Depuis un an, les violences persistent au Burundi et la situation demeure très critique dans le pays. Emprisonnements, disparitions de quelques opposants au régime, meurtres… La communauté internationale constate, impuissante, que le pays s’enfonce dans un chao total.

Cette crise avait éclaté en avril 2015, suite à l’annonce de la candidature du président Pierre Nkurunziza à un troisième mandat. L’initiative fut jugée contraire à la Constitution mais chose curieuse : la réélection du président Nkurunziza.

 

Le mardi 26 avril 2016, c’est-à-dire un an plus tard, la FIDH (Fédération internationale des ligues des droits de l’Homme), à travers sa représentation au Burundi (Iteka), et Amnesty International ont interpellé, dans un communiqué, la communauté internationale à réagir « de toute urgence ». Pour eux, de « graves violations des droits humains » sont « commises en grande majorité par les forces de sécurité burundaises sur ordre des autorités ».

Suite à de nombreuses contestations du pouvoir en place, la communauté internationale à travers l’ONU entame des négociations avec le pouvoir de Bujumbura.

Vendredi 28 juillet 2016, le Conseil de sécurité de l’ONU adopte une résolution qui prévoit l’envoi de 228 policiers onusiens au Burundi.
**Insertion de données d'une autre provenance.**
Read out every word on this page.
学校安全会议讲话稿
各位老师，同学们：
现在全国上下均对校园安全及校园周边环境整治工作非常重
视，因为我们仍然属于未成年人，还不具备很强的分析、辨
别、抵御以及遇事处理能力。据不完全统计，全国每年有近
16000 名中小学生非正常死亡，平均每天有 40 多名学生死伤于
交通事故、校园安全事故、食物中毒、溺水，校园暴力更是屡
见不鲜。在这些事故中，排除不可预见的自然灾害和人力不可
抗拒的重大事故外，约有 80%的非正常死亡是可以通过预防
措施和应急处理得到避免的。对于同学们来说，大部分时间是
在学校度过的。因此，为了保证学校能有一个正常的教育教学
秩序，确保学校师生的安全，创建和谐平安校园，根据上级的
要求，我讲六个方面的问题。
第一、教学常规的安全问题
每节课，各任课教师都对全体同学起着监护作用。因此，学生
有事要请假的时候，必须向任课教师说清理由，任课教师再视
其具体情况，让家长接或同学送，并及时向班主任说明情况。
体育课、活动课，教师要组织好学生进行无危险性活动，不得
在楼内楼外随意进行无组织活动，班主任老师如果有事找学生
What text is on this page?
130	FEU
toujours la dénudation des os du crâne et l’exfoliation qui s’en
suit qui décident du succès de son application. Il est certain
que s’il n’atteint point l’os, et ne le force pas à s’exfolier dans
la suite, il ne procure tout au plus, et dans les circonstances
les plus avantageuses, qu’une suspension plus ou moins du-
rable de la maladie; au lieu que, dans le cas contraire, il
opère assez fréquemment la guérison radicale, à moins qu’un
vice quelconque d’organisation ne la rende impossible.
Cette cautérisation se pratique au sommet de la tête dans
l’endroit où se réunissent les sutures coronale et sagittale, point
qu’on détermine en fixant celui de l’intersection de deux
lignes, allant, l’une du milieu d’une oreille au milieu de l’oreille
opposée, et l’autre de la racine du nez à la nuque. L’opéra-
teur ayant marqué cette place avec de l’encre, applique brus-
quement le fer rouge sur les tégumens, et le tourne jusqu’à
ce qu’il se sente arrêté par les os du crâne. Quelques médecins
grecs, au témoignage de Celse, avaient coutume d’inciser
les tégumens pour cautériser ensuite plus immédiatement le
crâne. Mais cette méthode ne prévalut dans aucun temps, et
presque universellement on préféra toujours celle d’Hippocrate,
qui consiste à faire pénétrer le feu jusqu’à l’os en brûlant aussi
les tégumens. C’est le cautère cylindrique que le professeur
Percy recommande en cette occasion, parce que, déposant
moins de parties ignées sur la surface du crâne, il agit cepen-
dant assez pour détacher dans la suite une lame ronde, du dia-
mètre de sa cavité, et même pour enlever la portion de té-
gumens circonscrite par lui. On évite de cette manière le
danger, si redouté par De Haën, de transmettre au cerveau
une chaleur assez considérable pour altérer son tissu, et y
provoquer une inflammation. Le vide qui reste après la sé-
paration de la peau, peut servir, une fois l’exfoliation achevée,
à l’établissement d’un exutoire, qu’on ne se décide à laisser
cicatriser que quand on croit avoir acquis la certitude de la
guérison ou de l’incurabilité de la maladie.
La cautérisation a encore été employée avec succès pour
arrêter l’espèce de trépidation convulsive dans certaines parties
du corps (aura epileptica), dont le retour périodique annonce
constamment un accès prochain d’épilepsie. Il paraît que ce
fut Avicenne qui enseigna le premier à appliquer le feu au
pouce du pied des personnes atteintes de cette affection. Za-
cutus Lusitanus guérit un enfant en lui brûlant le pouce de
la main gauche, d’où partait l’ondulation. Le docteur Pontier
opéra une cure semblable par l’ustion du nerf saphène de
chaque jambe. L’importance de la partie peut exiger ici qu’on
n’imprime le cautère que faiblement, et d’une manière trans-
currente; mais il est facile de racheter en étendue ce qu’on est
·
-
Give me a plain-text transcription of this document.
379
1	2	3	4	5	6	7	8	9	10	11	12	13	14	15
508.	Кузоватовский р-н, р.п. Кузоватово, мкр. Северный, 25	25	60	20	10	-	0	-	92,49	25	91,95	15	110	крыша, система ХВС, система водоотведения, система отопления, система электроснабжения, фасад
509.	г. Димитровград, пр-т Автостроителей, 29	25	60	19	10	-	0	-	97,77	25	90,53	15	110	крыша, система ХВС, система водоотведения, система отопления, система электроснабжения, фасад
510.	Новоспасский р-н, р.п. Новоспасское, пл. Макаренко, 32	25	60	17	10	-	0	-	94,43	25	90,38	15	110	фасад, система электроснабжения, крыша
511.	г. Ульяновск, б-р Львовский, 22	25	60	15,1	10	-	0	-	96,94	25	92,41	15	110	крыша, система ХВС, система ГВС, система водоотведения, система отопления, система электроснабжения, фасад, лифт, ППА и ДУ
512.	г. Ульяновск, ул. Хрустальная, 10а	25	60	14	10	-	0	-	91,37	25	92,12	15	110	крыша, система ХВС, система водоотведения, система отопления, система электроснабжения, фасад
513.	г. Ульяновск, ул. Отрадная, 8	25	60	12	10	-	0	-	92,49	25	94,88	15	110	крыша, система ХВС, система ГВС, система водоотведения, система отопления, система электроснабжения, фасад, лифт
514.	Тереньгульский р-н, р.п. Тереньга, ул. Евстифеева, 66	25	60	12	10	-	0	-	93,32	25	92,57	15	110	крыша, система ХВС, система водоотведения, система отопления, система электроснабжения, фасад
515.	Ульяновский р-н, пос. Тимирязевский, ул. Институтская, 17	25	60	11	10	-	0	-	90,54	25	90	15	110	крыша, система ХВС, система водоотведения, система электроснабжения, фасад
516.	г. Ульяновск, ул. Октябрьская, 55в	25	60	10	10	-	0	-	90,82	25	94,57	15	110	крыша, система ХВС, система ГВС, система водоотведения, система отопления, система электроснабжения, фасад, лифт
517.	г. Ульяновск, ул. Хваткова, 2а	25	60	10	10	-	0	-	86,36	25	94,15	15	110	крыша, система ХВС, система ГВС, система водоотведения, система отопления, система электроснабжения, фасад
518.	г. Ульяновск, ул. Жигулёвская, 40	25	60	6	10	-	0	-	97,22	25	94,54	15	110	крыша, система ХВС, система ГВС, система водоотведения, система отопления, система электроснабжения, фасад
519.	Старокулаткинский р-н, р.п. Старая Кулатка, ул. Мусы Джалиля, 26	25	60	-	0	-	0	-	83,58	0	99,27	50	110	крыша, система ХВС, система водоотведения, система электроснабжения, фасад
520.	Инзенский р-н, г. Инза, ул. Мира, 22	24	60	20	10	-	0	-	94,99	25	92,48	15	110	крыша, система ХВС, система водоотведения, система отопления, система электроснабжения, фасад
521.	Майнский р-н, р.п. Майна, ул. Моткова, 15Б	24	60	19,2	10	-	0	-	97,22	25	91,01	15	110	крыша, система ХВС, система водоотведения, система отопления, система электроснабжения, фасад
Cependant, les autorités burundaises ont montré qu’elles n’entendaient pas l’accepter aussi facilement en mobilisant samedi 30 juillet un millier de ses partisans pour une manifestation dans les rues de la capitale.

 

 

 

Au fait, Paris ayant proposé la résolution adoptée par l’ONU, il devient alors compréhensif au regard de certains medias burundais que « la France veut envoyer des hommes armés au Burundi pour commettre un génocide comme au Rwanda en 1994 ».

Ces policiers seront envoyés au Burundi « pour une période initiale d’un an ».Leur mission pourra être prolongée ou modifiée si la situation empire. Ils seront chargés de « surveiller la situation en matière de sécurité » ainsi que le respect des droits de l’homme, en coordination avec quelques dizaines d’observateurs et d’experts militaires de l’Union Africaine déjà déployés.